By David Taylor and Corinne Marie Pouliquen
A $4.5 million award for infringement of patents on techniques for sorting bull semen was affirmed by the U.S. Court of Appeals for the Federal Circuit in XY, LLC v. Trans Ova Genetics, L.C., 890 F.3d 1282 (Fed. Cir. 2018). The case serves as a reminder to those in the agricultural industry of the importance in protecting agricultural innovations, in particular protecting innovations through patents. The case highlights that patent protection extends not just to agricultural equipment or crop fertilizers, but to all sorts of innovations that are useful in the agricultural field. This case also makes clear the importance of having a portfolio of patents, because while one of the patents was eventually held invalid, the remaining five patents were upheld as valid and found to have been infringed.

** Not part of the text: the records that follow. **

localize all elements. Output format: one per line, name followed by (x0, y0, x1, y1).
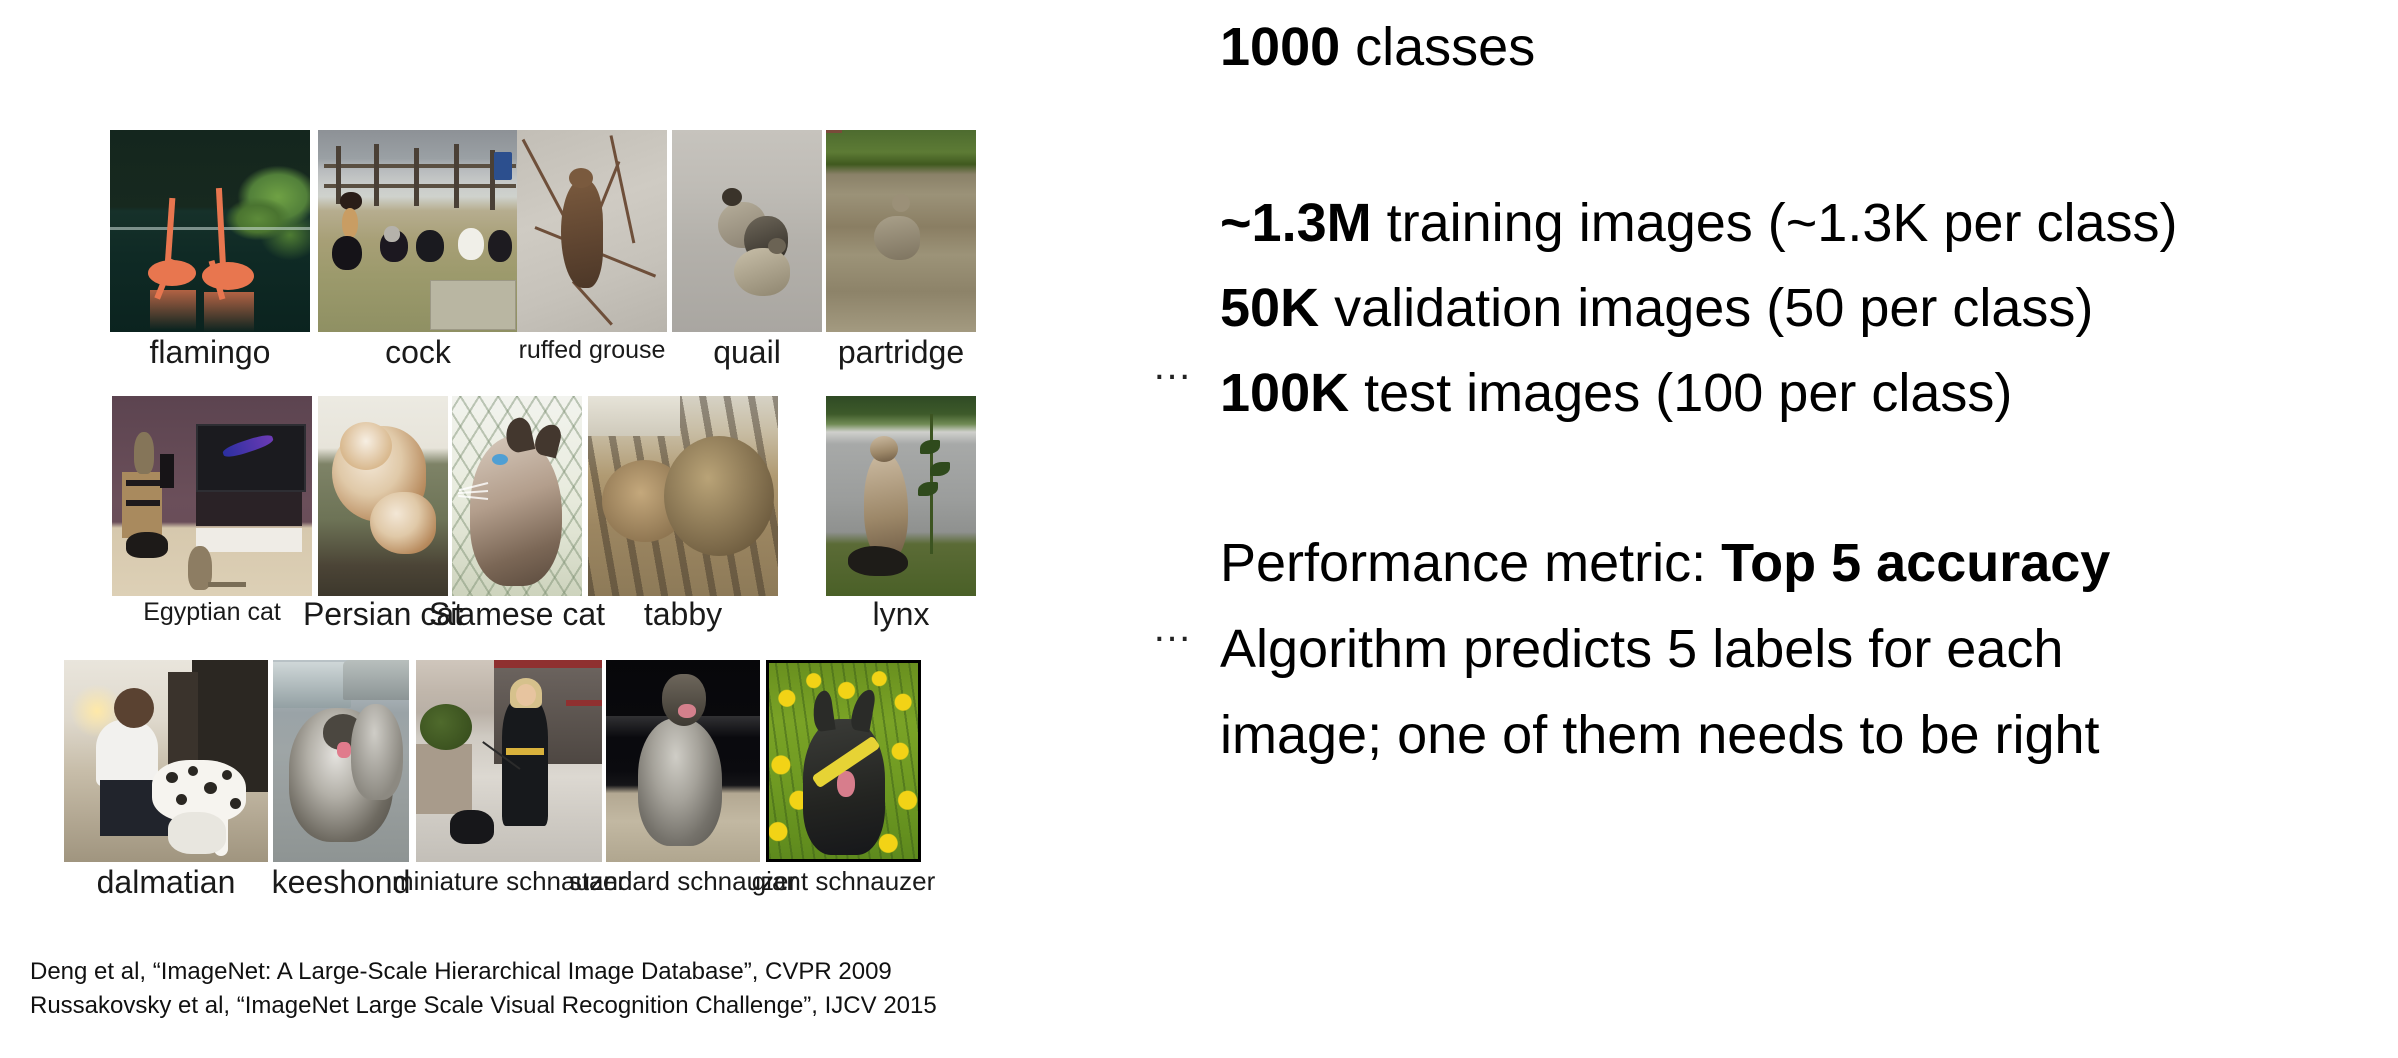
grid-row-cats: Egyptian cat Persian cat Siamese cat (0, 396, 1210, 646)
thumbnail-quail (672, 130, 822, 332)
thumbnail-flamingo (110, 130, 310, 332)
grid-label-cock: cock (385, 336, 451, 368)
grid-label-lynx: lynx (873, 598, 930, 630)
training-count: ~1.3M (1220, 193, 1372, 253)
thumbnail-siamese-cat (452, 396, 582, 596)
thumbnail-lynx (826, 396, 976, 596)
classes-suffix: classes (1340, 17, 1535, 77)
grid-row-birds: flamingo co (0, 130, 1210, 390)
training-suffix: training images (~1.3K per class) (1372, 193, 2178, 253)
thumbnail-giant-schnauzer (766, 660, 921, 862)
test-images-line: 100K test images (100 per class) (1220, 366, 2012, 420)
citation-russakovsky-2015: Russakovsky et al, “ImageNet Large Scale… (30, 989, 1230, 1023)
grid-label-ruffed-grouse: ruffed grouse (519, 338, 666, 363)
test-count: 100K (1220, 363, 1349, 423)
explanation-line-1: Algorithm predicts 5 labels for each (1220, 622, 2063, 676)
classes-line: 1000 classes (1220, 20, 1535, 74)
thumbnail-tabby (588, 396, 778, 596)
metric-prefix: Performance metric: (1220, 533, 1721, 593)
metric-value: Top 5 accuracy (1721, 533, 2110, 593)
grid-label-siamese-cat: Siamese cat (429, 598, 605, 630)
grid-label-giant-schnauzer: giant schnauzer (752, 868, 936, 894)
performance-metric-line: Performance metric: Top 5 accuracy (1220, 536, 2110, 590)
row-cats-ellipsis: … (1152, 608, 1196, 648)
grid-label-keeshond: keeshond (272, 866, 411, 898)
grid-label-tabby: tabby (644, 598, 722, 630)
thumbnail-cock (318, 130, 518, 332)
grid-label-dalmatian: dalmatian (97, 866, 236, 898)
grid-row-dogs: dalmatian keeshond (0, 660, 1210, 920)
thumbnail-ruffed-grouse (517, 130, 667, 332)
thumbnail-miniature-schnauzer (416, 660, 602, 862)
thumbnail-keeshond (273, 660, 409, 862)
thumbnail-egyptian-cat (112, 396, 312, 596)
thumbnail-persian-cat (318, 396, 448, 596)
row-birds-ellipsis: … (1152, 346, 1196, 386)
grid-label-egyptian-cat: Egyptian cat (143, 600, 281, 625)
classes-count: 1000 (1220, 17, 1340, 77)
grid-label-quail: quail (713, 336, 781, 368)
grid-label-flamingo: flamingo (150, 336, 271, 368)
imagenet-sample-grid: flamingo co (0, 0, 1210, 960)
dataset-description-panel: 1000 classes ~1.3M training images (~1.3… (1220, 0, 2390, 900)
thumbnail-dalmatian (64, 660, 268, 862)
validation-suffix: validation images (50 per class) (1319, 278, 2093, 338)
citation-deng-2009: Deng et al, “ImageNet: A Large-Scale Hie… (30, 955, 1230, 989)
test-suffix: test images (100 per class) (1349, 363, 2012, 423)
explanation-line-2: image; one of them needs to be right (1220, 708, 2100, 762)
thumbnail-standard-schnauzer (606, 660, 760, 862)
grid-label-partridge: partridge (838, 336, 964, 368)
citation-block: Deng et al, “ImageNet: A Large-Scale Hie… (30, 955, 1230, 1023)
validation-images-line: 50K validation images (50 per class) (1220, 281, 2093, 335)
training-images-line: ~1.3M training images (~1.3K per class) (1220, 196, 2177, 250)
thumbnail-partridge (826, 130, 976, 332)
validation-count: 50K (1220, 278, 1319, 338)
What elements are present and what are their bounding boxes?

The plaintiff XY, LLC (“XY”) and defendant Trans Ova Genetics, L.C. (“Trans Ova”) had previously entered into a five-year licensing agreement under which Trans Ova was authorized to use XY’s patented technology in animal breeding. Eventually, there was a falling out between the parties, and each accused the other of breaching the contract, XY accused Trans Ova of patent infringement, and Trans Ova accused XY of anti-trust violations and challenged the validity of XY’s patents.
XY eventually sued Trans Ova for patent infringement and breach of contract involving six patents relating to sorting of X- and Y-chromosome-bearing sperm cells for use in animal breeding. Some of the patents required the use of “flow cytometry,” a process by which cells flow through a flow cytometer at a high rate of speed in a fluid stream and are evaluated at several thousands of cells per second.
Sorting animal semen using flow cytometry was known in the field. A prior art document, the Johnson patent, disclosed techniques involving staining DNA in sperm cells with a dye, using a laser beam to activate the fluorescence of the dye (with X-chromosome cells being brighter than Y-chromosome cells), detecting the amount of fluorescence in the cells, and sorting the cells into separate containers of X and Y cells. Fortunately for XY, its patents were not limited to that prior art methodology.
At trial, XY’s six patents were arranged into four groups: (1) the “Fluid Patents” directed to sheath fluids introduced to cytometry devices and methods in a “coordinated fashion” such that the cells’ fluid environment changed at various stages of the sorting process to minimize stress on the cells and keep as many of the cells alive as possible, (2) the “Freezing Patent” in which sperm is first sorted and then cryopreserved to facilitate storage and shipment to locations where the sperm is thawed for use in procedures such as artificial insemination and fertilization, (3) the “In-Vitro Fertilization Patent” involving in-vitro fertilization using sorted and reverse sorted sperm, and (4) the “Reverse Sort Patents” directed to a sorting process that reverses the steps of the Freezing Patent to first freeze the sperm and sort the sperm after thawing.
The jury found the patents valid and Trans Ova to have infringed the six XY patents. The jury awarded XY $4,585,000 in infringement damages for past infringement. The jury also effectively adopted the testimony of XY’s damages expert in awarding XY ongoing royalties of 15 percent of gross sales for Trans Ova’s future infringement and 4 percent for reverse sorting services. The district court lowered the rates to 12.5 percent of gross sales for future infringement and 2 percent for reverse sorting services.
Although the Federal Circuit held one patent, the Freezing Patent, invalid, the Court upheld the jury’s finding that the remaining patents were valid based on the jury’s reasonable reliance on the testimony of XY’s expert witness. With respect to the Johnson patent, the Federal Circuit found that the jury reasonably relied on the testimony of XY’s expert that the Johnson patent did not contemplate any coordination in introducing fluids so as to aid the sperm in adapting at each transition between sorting stages.
Turning its attention to the ongoing royalty awarded by the district court, the Federal Circuit found that the district court provided no reasoned basis for lowering the ongoing royalties awarded by the jury. Accordingly, the Federal Circuit vacated the district court’s ongoing royalty rate and remanded with instructions to recalculate the rate in accordance with those provided by the jury.
David Taylor and Corinne Marie Pouliquen are partners with the law firm of Berenato & White, LLC in its Bethesda office. The firm concentrates its practice in the area of intellectual property law.